In the case of WCS heavy oil, the enormous price discount largely reflects three developments: 1) inadequate pipeline capacity to handle growing exports of blended bitumen from the Alberta oil sands as well as ‘light, tight’ oil from the Saskatchewan Bakken, exacerbated by the remarkable growth in supplies of ‘light, tight’ oil from the North Dakota Bakken and Rocky Mountains, competing for limited pipeline space with Canadian oil; 2) an over-reliance on one key export market — the U.S., especially the Midwest —’commercially risky’ for any industry, rather than developing markets in the faster-growing Asia/Pacific region — resulting in a buyers’ market; the delay in U.S. approval of the northern leg of the Keystone XL pipeline has raised further concern over pipeline capability and suggests the need for export diversification; and 3) an earlier-than-normal pattern of seasonal downtime at U.S. Midwest refineries in early 2012 and a delay in the BP Whiting, Indiana refinery upgrade (a new coker and de-sulphurization unit) to handle increased flows of Alberta heavy oil.
The pipeline system from Canada to the United States now has little ‘operating flexibility’ to handle disruptions (caused by reduced pipeline pressure or technical problems on other pipelines, backing up flows onto the system). Some redundancy in pipeline capacity is required.
The ‘opportunity cost’ of these discounts is enormous for the Alberta and Saskatchewan economies as well as for Canada — reducing government royalties/income tax receipts and ultimately governments’ ability to fund ‘social services’ and ‘public infrastructure’.
Canadian oil producers — as well as many in the U.S. — are turning to rail to reach higher-value markets on ‘tide-water’ or in the U.S. Northeast and to ‘bridge’ the gap ahead of pipeline development. More than six companies operating in Western Canada are using rail (Baytex Energy, MEG, Crescent Point Energy, Surge Energy, Southern Pacific Resources (STP) and Twin Butte Energy), transporting as much as 300,000 barrels per day (b/d) of crude oil. Rather than accept wide WCS discounts, Baytex Energy (a heavy oil producer) trucks some of its crude to a rail terminal, with a third-party mid-stream marketer railing the crude to higher-value markets (possibly as far south as the U.S.Gulf, where international prices prevail).
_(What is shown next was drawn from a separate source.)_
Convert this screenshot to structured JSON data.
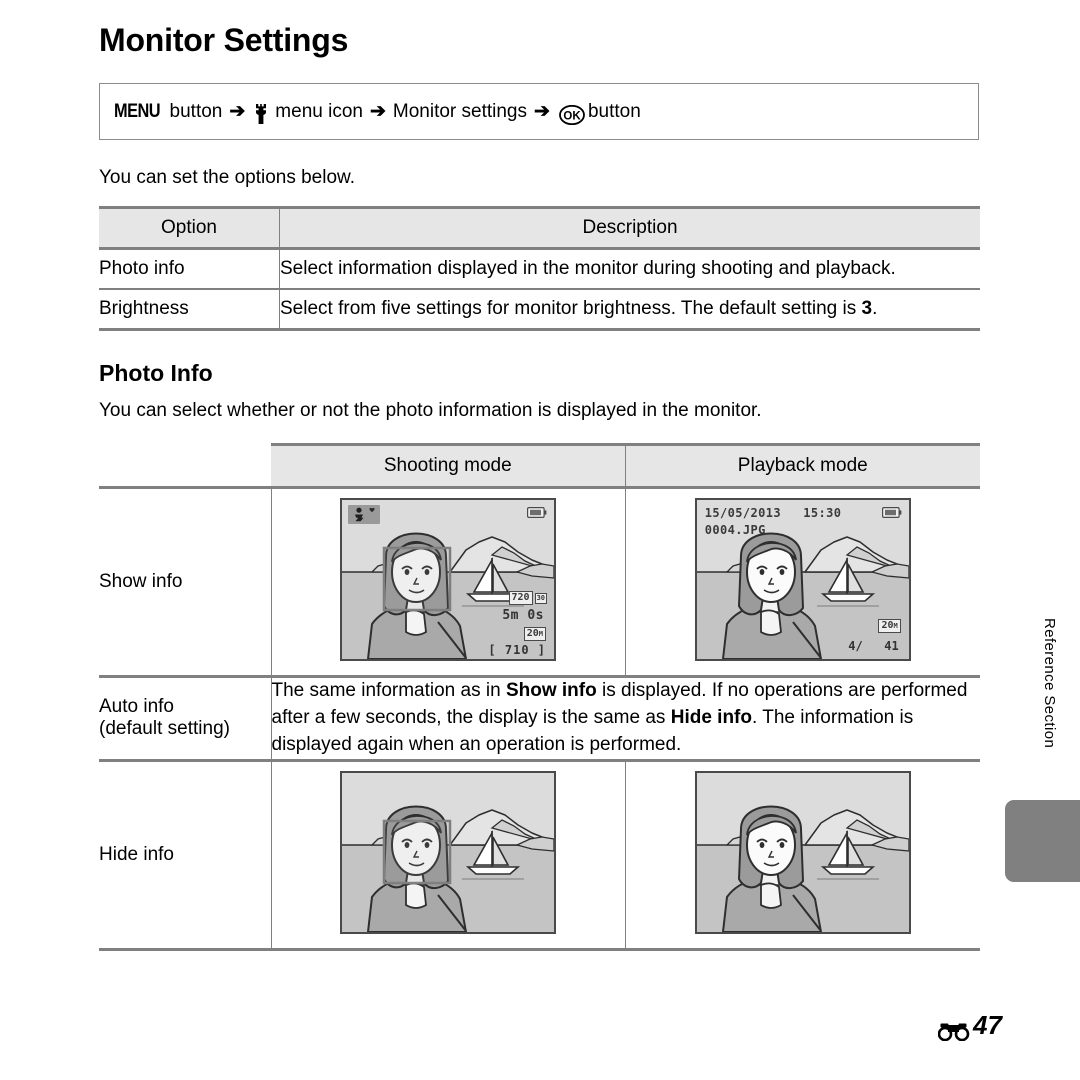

The higher cost of rail versus pipeline transport is more than offset by prices closer to international levels. Interestingly, the price of Maya heavy oil in Mexico and sold in the US Gulf (a crude of similar quality to WCS) is actually priced above WTI oil — e.g. at US$101 (FOB Mexico) on January 11, 2013 compared with US$61 for WCS in Alberta and WTI oil at US$94). In its third-quarter financial results, Baytex Energy expected that 35-40% of its heavy oil volumes would be railed by year-end 2012. (Shipment by rail also does not require the use of costly diluents to flow heavy oil through pipelines.)
Despite challenges in moving crude oil to market, a major heavy oil project will come on stream in Alberta in the next several months — Imperial Oil/ExxonMobil Canada’s Kearl Lake (110,000 b/d in 2013 — to be expanded to 145,000 b/d within three years, 290,000 b/d by 2017-18 and 345,000 b/d by 2020). Some of this crude is likely bound for the U.S. market. We note that Exxon/Mobil has its own pipeline from the U.S. Midwest to the US Gulf.